Nous vous rappelons que vous ne pouvez rien être d'autre que nous-même sauf dans la mesure, naturellement, où vous éprouvez cette contraignante tendance à la séparation, car nous sommes agglutinés, agglomérés, agrégés et rien, en nous, n'aspire à la ségrégation, donc rien, en vous, ne devrait aspirer à se retrancher. Il ne saurait y avoir de séparation ni à plus forte raison de retranchement - qui implique la volonté du retranché - puisqu'il ne peut y avoir juxtaposition : il ne peut y avoir que agglomération. Il faudrait, pour vous admettre en tant qu'Antonin Artaud, une faille quelque part, une faille dans le raisonnement. C'est impossible : le raisonnement peut, par division à l'extrême, recouvrir, embrasser toutes les possibilités, tous les cas." (pp. 68-69)

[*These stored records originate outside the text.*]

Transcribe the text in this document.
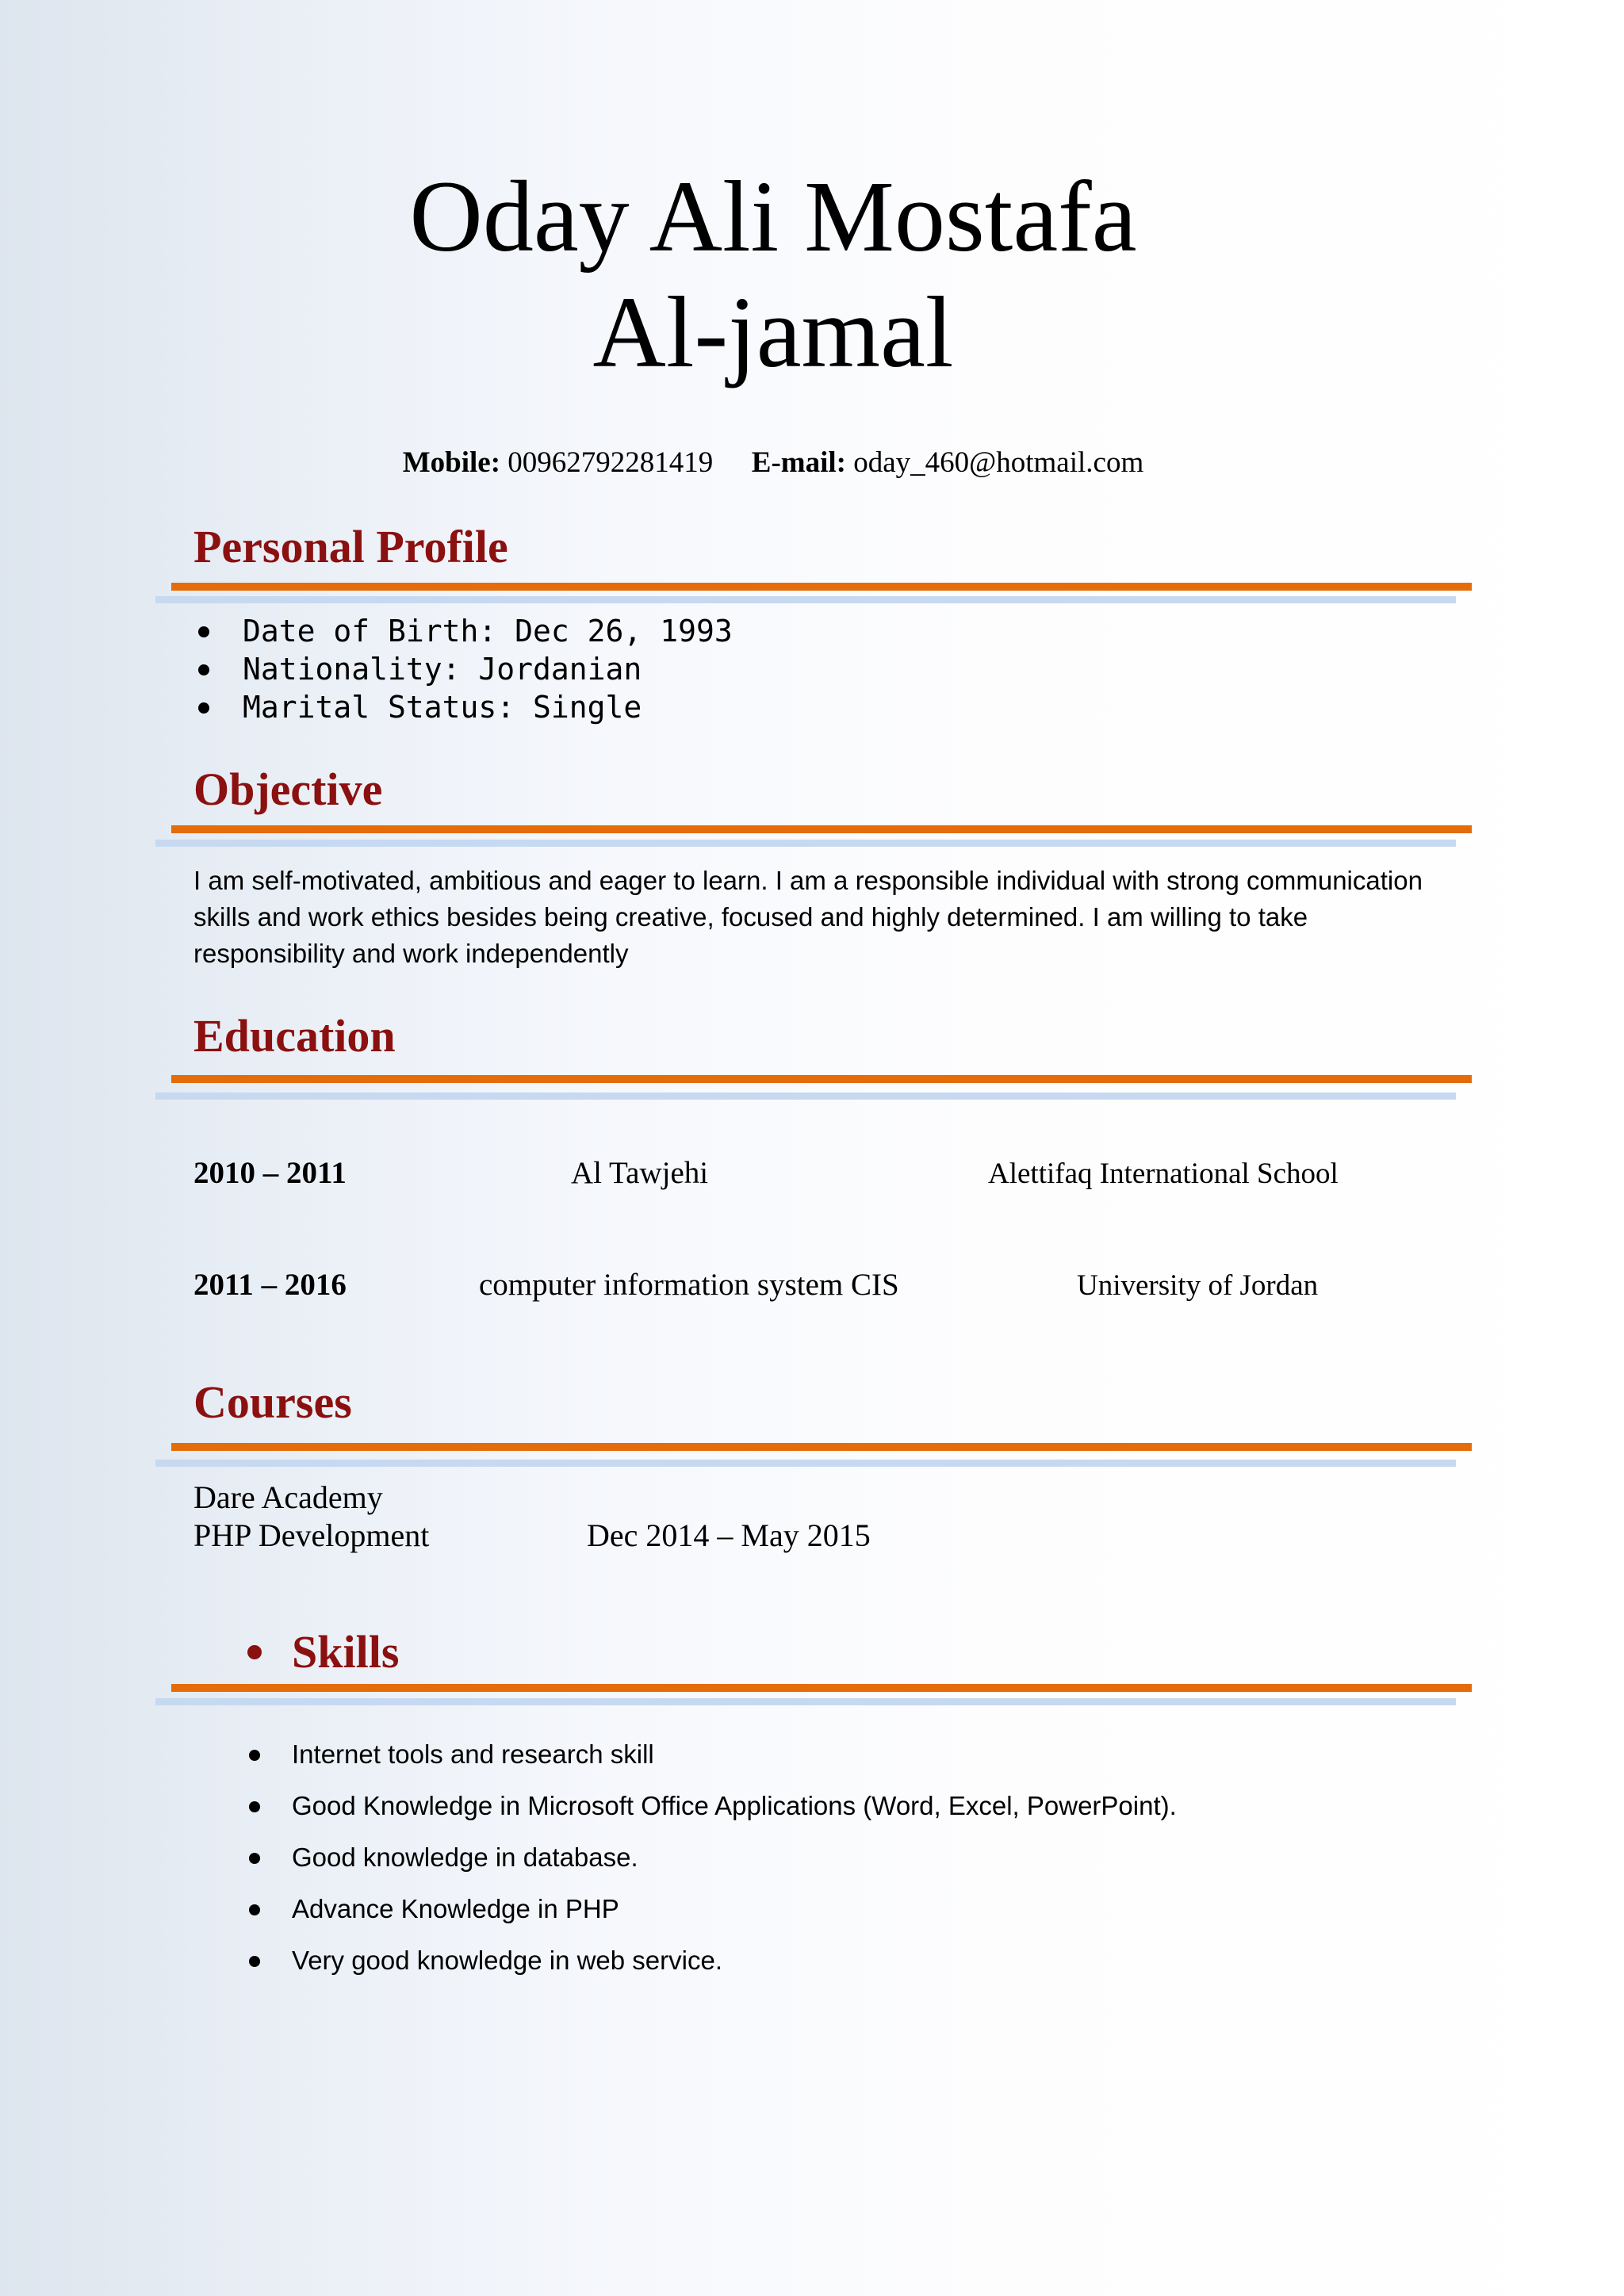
Oday Ali Mostafa
Al-jamal
Mobile: 00962792281419 E-mail: oday_460@hotmail.com
Personal Profile
Date of Birth: Dec 26, 1993
Nationality: Jordanian
Marital Status: Single
Objective
I am self-motivated, ambitious and eager to learn. I am a responsible individual with strong communication skills and work ethics besides being creative, focused and highly determined. I am willing to take responsibility and work independently
Education
2010 – 2011	Al Tawjehi	Alettifaq International School
2011 – 2016	computer information system CIS	University of Jordan
Courses
Dare Academy
PHP Development	Dec 2014 – May 2015
Skills
Internet tools and research skill
Good Knowledge in Microsoft Office Applications (Word, Excel, PowerPoint).
Good knowledge in database.
Advance Knowledge in PHP
Very good knowledge in web service.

De la crotte, je vous avais prévenus.

J'aime beaucoup, vous le savez, vous qui me lisez, la collection Poètes d'aujourd'hui, chez Seghers. Mais là, je trouve que celui-ci est franchement naze. Aucune photo en plus, hormis la jolie, l'humaine (a/m dixit) qui se trouve en couverture.

Seul avantage de ce livre : il présente beaucoup d'extraits de poèmes, de lettres et de textes d'Artaud. Certes, cela ne remplace pas la lecture complète, vaste, infinissable de l'oeuvre du poète, mais ces quelques textes - hélas trop incestueusement mêlés à la prose de M. Charbonnier - donnent bien envie de se plonger dans Artaud, pour de bon. A la limite, Charbonnier a su présenter un florilège assez pertinent des écrits d'Artaud. Mais l'éloge de ce livre, avec la meilleure des volontés d'un lectorat sensible et un tant soit peu censé, s'arrête ici; elle ne peut s'étendre que jusqu'à cette triste limite, et encore.

2 commentaires:

Anonyme a dit…

L'ouvrage a tout de même le mérite de sa couverture: Artaud, pour une fois, semble humain ..

Anonyme a dit…

Sembler humain...atteindre les limites de l'humanité, où l'oeil se détache de l'etre pour l'arracher à sa condition
Ben dans cette collection j'ai piqué un livre sur une poete (vuq ue poetesse serait péjoratif) russe, Anna Akhmatova.Je vous le conseille vivement.